Redação – MANAUS (AM) – A professora e pesquisadora Mariana Neves Cruz Mello, do povo Tikuna, denunciou que vem sendo vítima de racismo institucional dentro da Universidade Federal do Pará (UFPA). Mesmo aprovada em quatro concursos públicos da instituição, ela afirma que foi impedida de assumir um cargo efetivo como docente.
A denúncia foi formalizada por meio de um requerimento administrativo, datado de 16 de outubro de 2025 e protocolado na Reitoria da UFPA, no qual Mariana solicita sua nomeação e posse no cargo de professora de Geografia Humana no campus de Ananindeua (PA), na Região Metropolitana de Belém (RMB).

“A universidade gosta de discursar sobre diversidade, mas tudo isso é encenação. É a inclusão para inglês ver”, afirmou Mariana. “A UFPA fala em pluralidade e políticas afirmativas, mas mantém os cargos e espaços de poder sob o controle da elite branca paraense”, lamentou a docente.
Mariana afirmou que, desde 2022, busca a efetivação após a aprovação no certame. “O protocolo foi realizado no dia 20 de outubro, após orientações de advogados, mas as demandas por minha efetivação se iniciam no ano de 2022 mesmo”, explicou.

Segundo ela, apesar de o tema ter sido tratado internamente em diferentes momentos, “nunca foi gerado um processo formalizando o pedido, com a justificativa de se tratar de uma demanda comum em todos os campi e faculdades”.
A professora relata possuir atas de 2023 registrando a solicitação pela efetivação e mencionando a sobrecarga de docentes de outros campi que precisaram cobrir disciplinas. “Agora eu já não sou mais do quadro e a estratégia para assegurar que as aulas aconteçam é alocar mestrandos e doutorandos nas disciplinas”, disse Mariana.
De acordo com a docente, a UFPA apenas confirmou a abertura do processo administrativo, que segue “na Reitoria, com prazo de 30 dias para um posicionamento legal”.
Portas se fecharam
Questionada sobre as contratações temporárias para a mesma área e campus durante a validade do concurso, Mariana afirmou que a situação se repetiu diversas vezes. “No meu caso, houve a abertura de concurso para substituto logo depois do concurso efetivo em que fiquei em segundo lugar. Eu mesma passei em primeiro nesse concurso e trabalhei até 2024”, contou.

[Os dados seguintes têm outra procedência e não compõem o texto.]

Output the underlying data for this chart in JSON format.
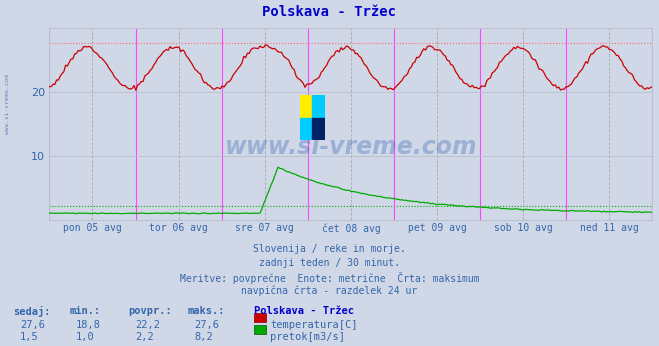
{
  "title": "Polskava - Tržec",
  "bg_color": "#d0d8e8",
  "plot_bg_color": "#d0d8e8",
  "grid_color": "#b8c0d0",
  "temp_color": "#cc0000",
  "flow_color": "#00aa00",
  "max_temp_line_color": "#ff6666",
  "avg_flow_line_color": "#00aa00",
  "avg_temp_line_color": "#ff6666",
  "vline_solid_color": "#ff44ff",
  "vline_dashed_color": "#aaaaaa",
  "ylim": [
    0,
    30
  ],
  "yticks": [
    10,
    20
  ],
  "temp_max": 27.6,
  "temp_min": 18.8,
  "temp_avg": 22.2,
  "flow_sedaj": 1.5,
  "flow_min": 1.0,
  "flow_avg": 2.2,
  "flow_max": 8.2,
  "xlabel_ticks": [
    "pon 05 avg",
    "tor 06 avg",
    "sre 07 avg",
    "čet 08 avg",
    "pet 09 avg",
    "sob 10 avg",
    "ned 11 avg"
  ],
  "subtitle1": "Slovenija / reke in morje.",
  "subtitle2": "zadnji teden / 30 minut.",
  "subtitle3": "Meritve: povprečne  Enote: metrične  Črta: maksimum",
  "subtitle4": "navpična črta - razdelek 24 ur",
  "text_color": "#3366aa",
  "title_color": "#0000cc",
  "watermark": "www.si-vreme.com",
  "n_points": 336,
  "logo_colors": [
    "#ffee00",
    "#00ccff",
    "#00ccff",
    "#002266"
  ]
}
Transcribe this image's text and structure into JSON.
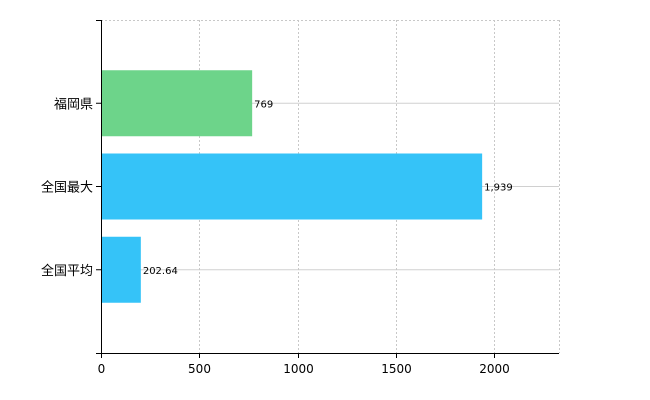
{
  "chart_data": {
    "type": "bar",
    "orientation": "horizontal",
    "categories": [
      "福岡県",
      "全国最大",
      "全国平均"
    ],
    "values": [
      769,
      1939,
      202.64
    ],
    "value_labels": [
      "769",
      "1,939",
      "202.64"
    ],
    "bar_colors": [
      "#6dd48a",
      "#35c3f8",
      "#35c3f8"
    ],
    "xlim": [
      0,
      2330
    ],
    "x_ticks": [
      0,
      500,
      1000,
      1500,
      2000
    ],
    "x_tick_labels": [
      "0",
      "500",
      "1000",
      "1500",
      "2000"
    ],
    "grid": true,
    "title": "",
    "xlabel": "",
    "ylabel": ""
  }
}
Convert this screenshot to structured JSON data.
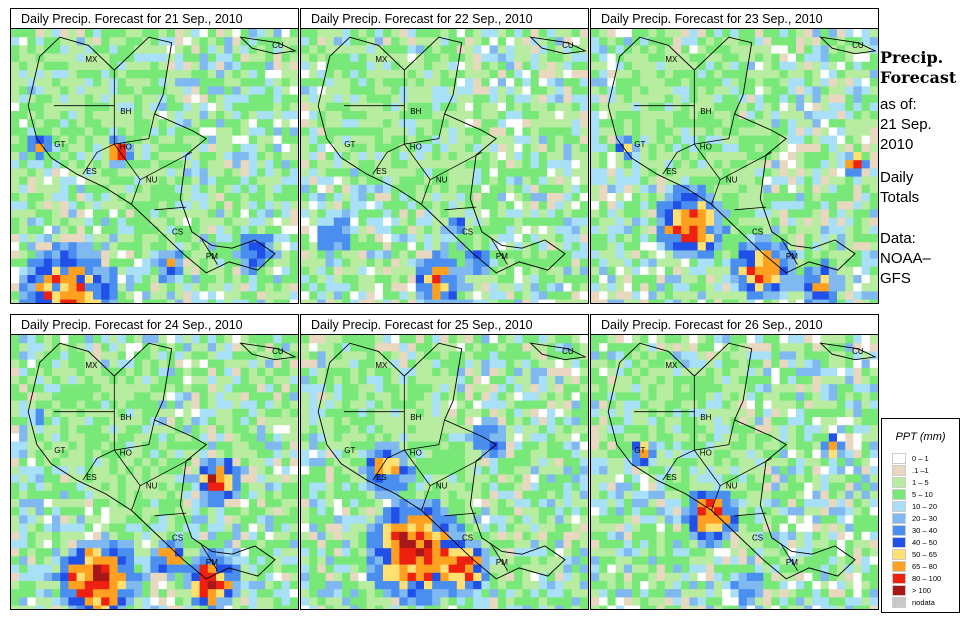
{
  "panels": [
    {
      "title": "Daily Precip. Forecast for  21 Sep., 2010",
      "seed": 11,
      "profile": "p21"
    },
    {
      "title": "Daily Precip. Forecast for  22 Sep., 2010",
      "seed": 23,
      "profile": "p22"
    },
    {
      "title": "Daily Precip. Forecast for  23 Sep., 2010",
      "seed": 37,
      "profile": "p23"
    },
    {
      "title": "Daily Precip. Forecast for  24 Sep., 2010",
      "seed": 41,
      "profile": "p24"
    },
    {
      "title": "Daily Precip. Forecast for  25 Sep., 2010",
      "seed": 53,
      "profile": "p25"
    },
    {
      "title": "Daily Precip. Forecast for  26 Sep., 2010",
      "seed": 67,
      "profile": "p26"
    }
  ],
  "country_labels": [
    "MX",
    "CU",
    "BH",
    "GT",
    "HO",
    "ES",
    "NU",
    "CS",
    "PM"
  ],
  "sidebar": {
    "title_line1": "Precip.",
    "title_line2": "Forecast",
    "asof_line1": "as of:",
    "asof_line2": "21 Sep.",
    "asof_line3": "2010",
    "daily_line1": "Daily",
    "daily_line2": "Totals",
    "data_line1": "Data:",
    "data_line2": "NOAA–",
    "data_line3": "GFS"
  },
  "legend": {
    "title": "PPT (mm)",
    "items": [
      {
        "label": "0 – 1",
        "color": "#ffffff"
      },
      {
        "label": ".1 –1",
        "color": "#e8d8c0"
      },
      {
        "label": "1 – 5",
        "color": "#b8eca0"
      },
      {
        "label": "5 – 10",
        "color": "#78e878"
      },
      {
        "label": "10 – 20",
        "color": "#a8e0f8"
      },
      {
        "label": "20 – 30",
        "color": "#80b8f0"
      },
      {
        "label": "30 – 40",
        "color": "#4a8ef0"
      },
      {
        "label": "40 – 50",
        "color": "#2050e8"
      },
      {
        "label": "50 – 65",
        "color": "#ffe070"
      },
      {
        "label": "65 – 80",
        "color": "#ffa020"
      },
      {
        "label": "80 – 100",
        "color": "#ee2010"
      },
      {
        "label": "> 100",
        "color": "#a81818"
      },
      {
        "label": "nodata",
        "color": "#c8c8c8"
      }
    ]
  }
}
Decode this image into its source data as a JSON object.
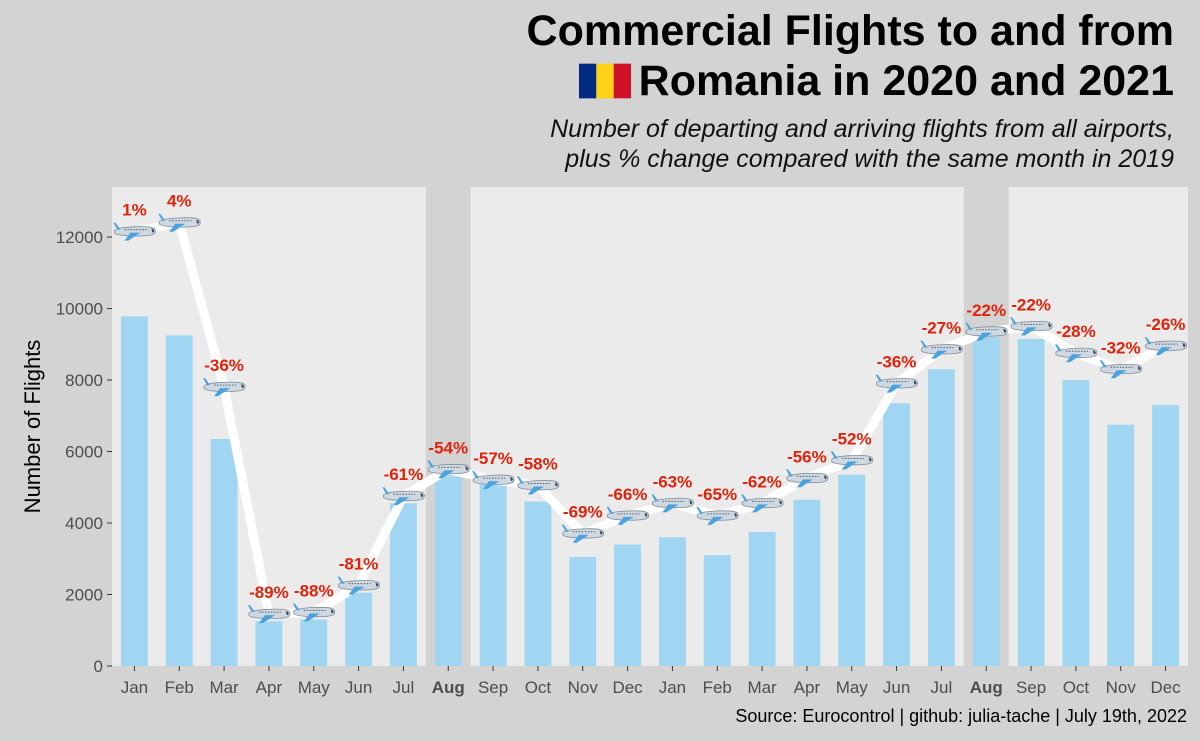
{
  "title": {
    "line1": "Commercial Flights to and from",
    "line2": "Romania in 2020 and 2021",
    "flag_icon": "romania-flag-icon"
  },
  "subtitle": {
    "line1": "Number of departing and arriving flights from all airports,",
    "line2": "plus % change compared with the same month in 2019"
  },
  "caption": "Source: Eurocontrol | github: julia-tache | July 19th, 2022",
  "colors": {
    "bar": "#a0d6f2",
    "line": "#ffffff",
    "panel": "#ebebeb",
    "highlight_panel": "#d3d3d3",
    "label": "#e2230b",
    "plane_icon": "airplane-icon"
  },
  "chart_data": {
    "type": "bar",
    "ylabel": "Number of Flights",
    "ylim": [
      0,
      13400
    ],
    "yticks": [
      0,
      2000,
      4000,
      6000,
      8000,
      10000,
      12000
    ],
    "categories": [
      "Jan",
      "Feb",
      "Mar",
      "Apr",
      "May",
      "Jun",
      "Jul",
      "Aug",
      "Sep",
      "Oct",
      "Nov",
      "Dec",
      "Jan",
      "Feb",
      "Mar",
      "Apr",
      "May",
      "Jun",
      "Jul",
      "Aug",
      "Sep",
      "Oct",
      "Nov",
      "Dec"
    ],
    "highlighted_categories": [
      7,
      19
    ],
    "series": [
      {
        "type": "bar",
        "values": [
          9780,
          9250,
          6350,
          1250,
          1300,
          2050,
          4550,
          5300,
          5100,
          4600,
          3050,
          3400,
          3600,
          3100,
          3750,
          4650,
          5350,
          7350,
          8300,
          9200,
          9150,
          8000,
          6750,
          7300
        ]
      },
      {
        "type": "line",
        "values": [
          12150,
          12400,
          7800,
          1450,
          1500,
          2250,
          4750,
          5500,
          5200,
          5050,
          3700,
          4200,
          4550,
          4200,
          4550,
          5250,
          5750,
          7900,
          8850,
          9350,
          9500,
          8750,
          8300,
          8950
        ],
        "labels": [
          "1%",
          "4%",
          "-36%",
          "-89%",
          "-88%",
          "-81%",
          "-61%",
          "-54%",
          "-57%",
          "-58%",
          "-69%",
          "-66%",
          "-63%",
          "-65%",
          "-62%",
          "-56%",
          "-52%",
          "-36%",
          "-27%",
          "-22%",
          "-22%",
          "-28%",
          "-32%",
          "-26%"
        ]
      }
    ]
  }
}
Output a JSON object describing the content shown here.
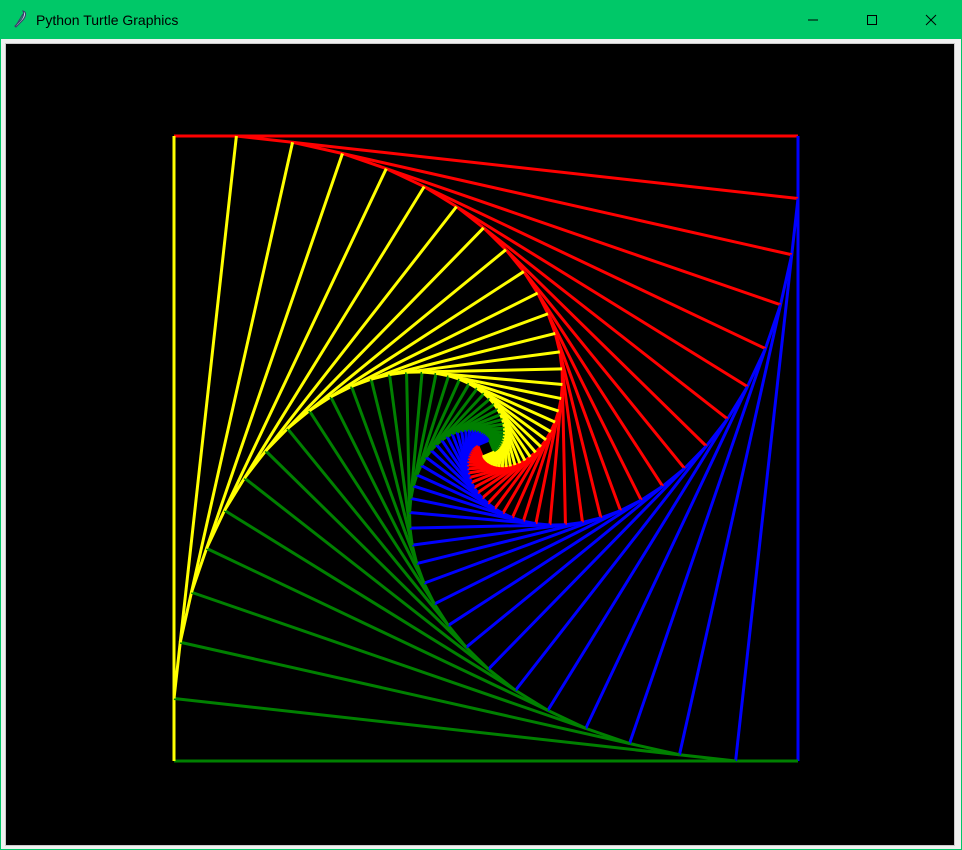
{
  "window": {
    "title": "Python Turtle Graphics",
    "icon": "feather-icon"
  },
  "controls": {
    "minimize_icon": "minimize-icon",
    "maximize_icon": "maximize-icon",
    "close_icon": "close-icon"
  },
  "canvas": {
    "background": "#000000",
    "drawing": "square spiral",
    "pen_width": 3,
    "colors": [
      "#ff0000",
      "#0000ff",
      "#008000",
      "#ffff00"
    ],
    "color_names": [
      "red",
      "blue",
      "green",
      "yellow"
    ],
    "steps": 40,
    "turn_fraction": 0.1
  }
}
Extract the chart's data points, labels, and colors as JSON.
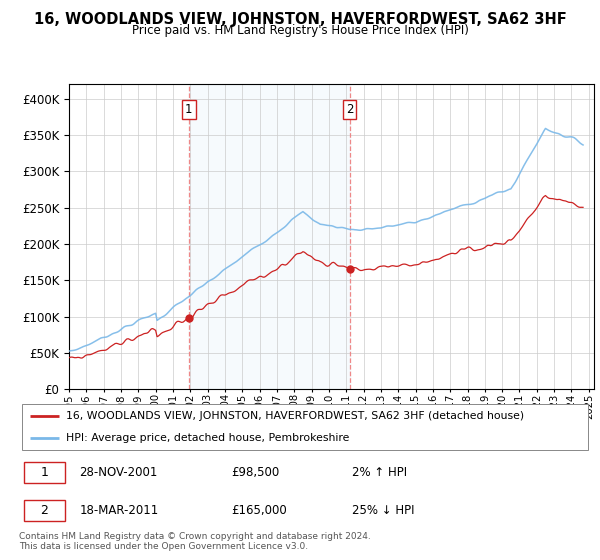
{
  "title": "16, WOODLANDS VIEW, JOHNSTON, HAVERFORDWEST, SA62 3HF",
  "subtitle": "Price paid vs. HM Land Registry's House Price Index (HPI)",
  "legend_line1": "16, WOODLANDS VIEW, JOHNSTON, HAVERFORDWEST, SA62 3HF (detached house)",
  "legend_line2": "HPI: Average price, detached house, Pembrokeshire",
  "annotation1_date": "28-NOV-2001",
  "annotation1_price": "£98,500",
  "annotation1_hpi": "2% ↑ HPI",
  "annotation2_date": "18-MAR-2011",
  "annotation2_price": "£165,000",
  "annotation2_hpi": "25% ↓ HPI",
  "footer": "Contains HM Land Registry data © Crown copyright and database right 2024.\nThis data is licensed under the Open Government Licence v3.0.",
  "sale1_year": 2001.92,
  "sale1_price": 98500,
  "sale2_year": 2011.2,
  "sale2_price": 165000,
  "hpi_color": "#7ab8e8",
  "price_color": "#cc2222",
  "sale_dot_color": "#cc2222",
  "vline_color": "#ee8888",
  "shade_color": "#d0e8f8",
  "ylim": [
    0,
    420000
  ],
  "xlim_start": 1995.0,
  "xlim_end": 2025.3
}
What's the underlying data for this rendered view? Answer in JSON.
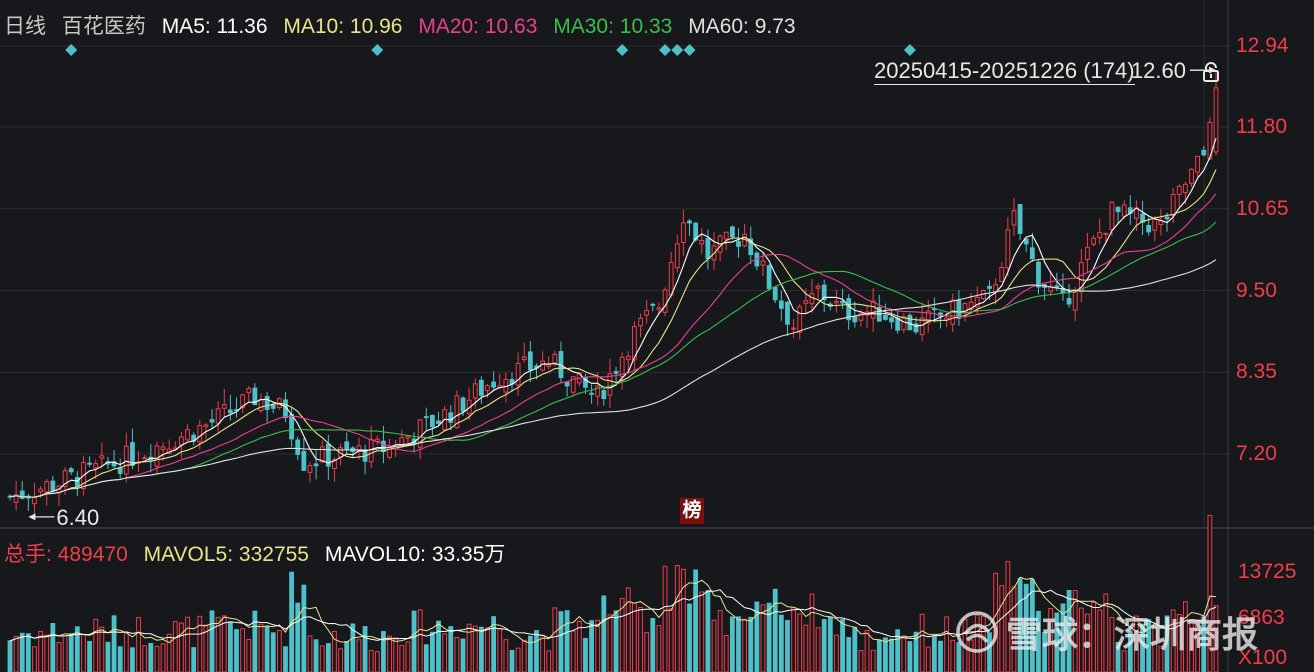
{
  "header": {
    "period": "日线",
    "stock_name": "百花医药",
    "ma": [
      {
        "label": "MA5: 11.36",
        "color": "#ffffff"
      },
      {
        "label": "MA10: 10.96",
        "color": "#e7e48c"
      },
      {
        "label": "MA20: 10.63",
        "color": "#ec3f8e"
      },
      {
        "label": "MA30: 10.33",
        "color": "#3bbd4a"
      },
      {
        "label": "MA60: 9.73",
        "color": "#e0e0e0"
      }
    ]
  },
  "range_label": "20250415-20251226 (174)",
  "badge_text": "榜",
  "watermark": "雪球：深圳商报",
  "vol_header": {
    "items": [
      {
        "label": "总手: 489470",
        "color": "#f13d4a"
      },
      {
        "label": "MAVOL5: 332755",
        "color": "#e7e48c"
      },
      {
        "label": "MAVOL10: 33.35万",
        "color": "#ffffff"
      }
    ]
  },
  "colors": {
    "up": "#f13d4a",
    "down": "#4ec0c8",
    "marker": "#4ec0c8"
  },
  "chart_data": {
    "type": "candlestick",
    "price_axis": {
      "ticks": [
        "12.94",
        "11.80",
        "10.65",
        "9.50",
        "8.35",
        "7.20"
      ],
      "min": 6.3,
      "max": 13.3
    },
    "volume_axis": {
      "ticks": [
        "13725",
        "6863",
        "X100"
      ]
    },
    "annotations": {
      "high": "12.60",
      "low": "6.40"
    },
    "event_marker_indices": [
      10,
      60,
      100,
      107,
      109,
      111,
      147
    ],
    "anchors": [
      [
        0,
        6.6
      ],
      [
        8,
        6.8
      ],
      [
        18,
        7.1
      ],
      [
        32,
        7.6
      ],
      [
        40,
        8.0
      ],
      [
        45,
        7.8
      ],
      [
        48,
        7.1
      ],
      [
        55,
        7.2
      ],
      [
        62,
        7.3
      ],
      [
        72,
        7.8
      ],
      [
        80,
        8.3
      ],
      [
        88,
        8.5
      ],
      [
        94,
        8.1
      ],
      [
        96,
        8.0
      ],
      [
        102,
        8.9
      ],
      [
        106,
        9.3
      ],
      [
        110,
        10.6
      ],
      [
        114,
        10.0
      ],
      [
        120,
        10.3
      ],
      [
        124,
        9.6
      ],
      [
        128,
        9.0
      ],
      [
        132,
        9.5
      ],
      [
        136,
        9.2
      ],
      [
        142,
        9.2
      ],
      [
        148,
        9.0
      ],
      [
        154,
        9.2
      ],
      [
        160,
        9.4
      ],
      [
        164,
        10.5
      ],
      [
        168,
        9.7
      ],
      [
        172,
        9.3
      ],
      [
        176,
        10.0
      ],
      [
        180,
        10.6
      ],
      [
        184,
        10.5
      ],
      [
        188,
        10.4
      ],
      [
        192,
        11.0
      ],
      [
        195,
        11.4
      ],
      [
        197,
        12.6
      ]
    ]
  }
}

Ela acrescenta que em 2019, também fez concurso para a UFPA e passou em quarto lugar. “Chamaram três candidatos, mas não prorrogaram o prazo e eu perdi a vaga”. Em 2022, a profissional foi novamente aprovada em segundo lugar e, em 2025, terminou em quinta posição no quarto certame em que foi aprovada. “Em todos eles, não solicitei cota e primei por minha qualificação. Mas, nos espaços da UFPA, nunca me senti muito à vontade para mostrar minha etnia”, afirmou.
A professora sustenta que a exclusão tem raízes estruturais.“O sistema não está preparado e, pior, não quer estar. Porque aceitar uma professora indígena é admitir que o conhecimento pode nascer da floresta, que a epistemologia pode ter cheiro de rio e voz ancestral”, disse.
Entidades cobram nomeação imediata
O caso gerou mobilização entre organizações indígenas e coletivos amazônicos. Em nota pública, a Associação das Parteiras Tradicionais do Município de Breves (ASPARMUB) manifestou solidariedade à docente e criticou a postura da universidade.
“É com indignação e tristeza que tomamos conhecimento da injustiça que se abate sobre ela no âmbito da UFPA. Ver uma mulher indígena, Tikuna, doutora, barrada na porta da maior universidade da Amazônia é um ato que não podemos aceitar”, diz o texto.
A associação pediu que a reitoria da UFPA garanta a nomeação imediata de Mariana, abrindo espaço para “uma verdadeira interculturalidade e o reconhecimento da competência dos profissionais indígenas, não apenas nos discursos, mas na prática cotidiana”.
‘O tempo do silêncio acabou’
Mesmo diante da resistência institucional, Mariana afirma que seguirá lutando por seu direito à nomeação e pela presença indígena na academia. “A história de Mariana não é apenas dela. É o espelho de centenas de estudantes e profissionais indígenas que ousaram sonhar com o espaço acadêmico e encontraram muros de concreto, de silêncio e de medo”, diz a carta publicada por ela.
“Mesmo que a UFPA continue tentando apagar nomes, negar vagas e adiar concursos, nós sabemos: o tempo do silêncio acabou. A Amazônia pensa, fala e ensina. E o conhecimento indígena não precisa pedir permissão para existir”, afirmou.
A CENARIUM solicitou posicionamento da UFPA sobre o caso envolvendo Mariana, mas até o fechamento desta edição não houve retorno.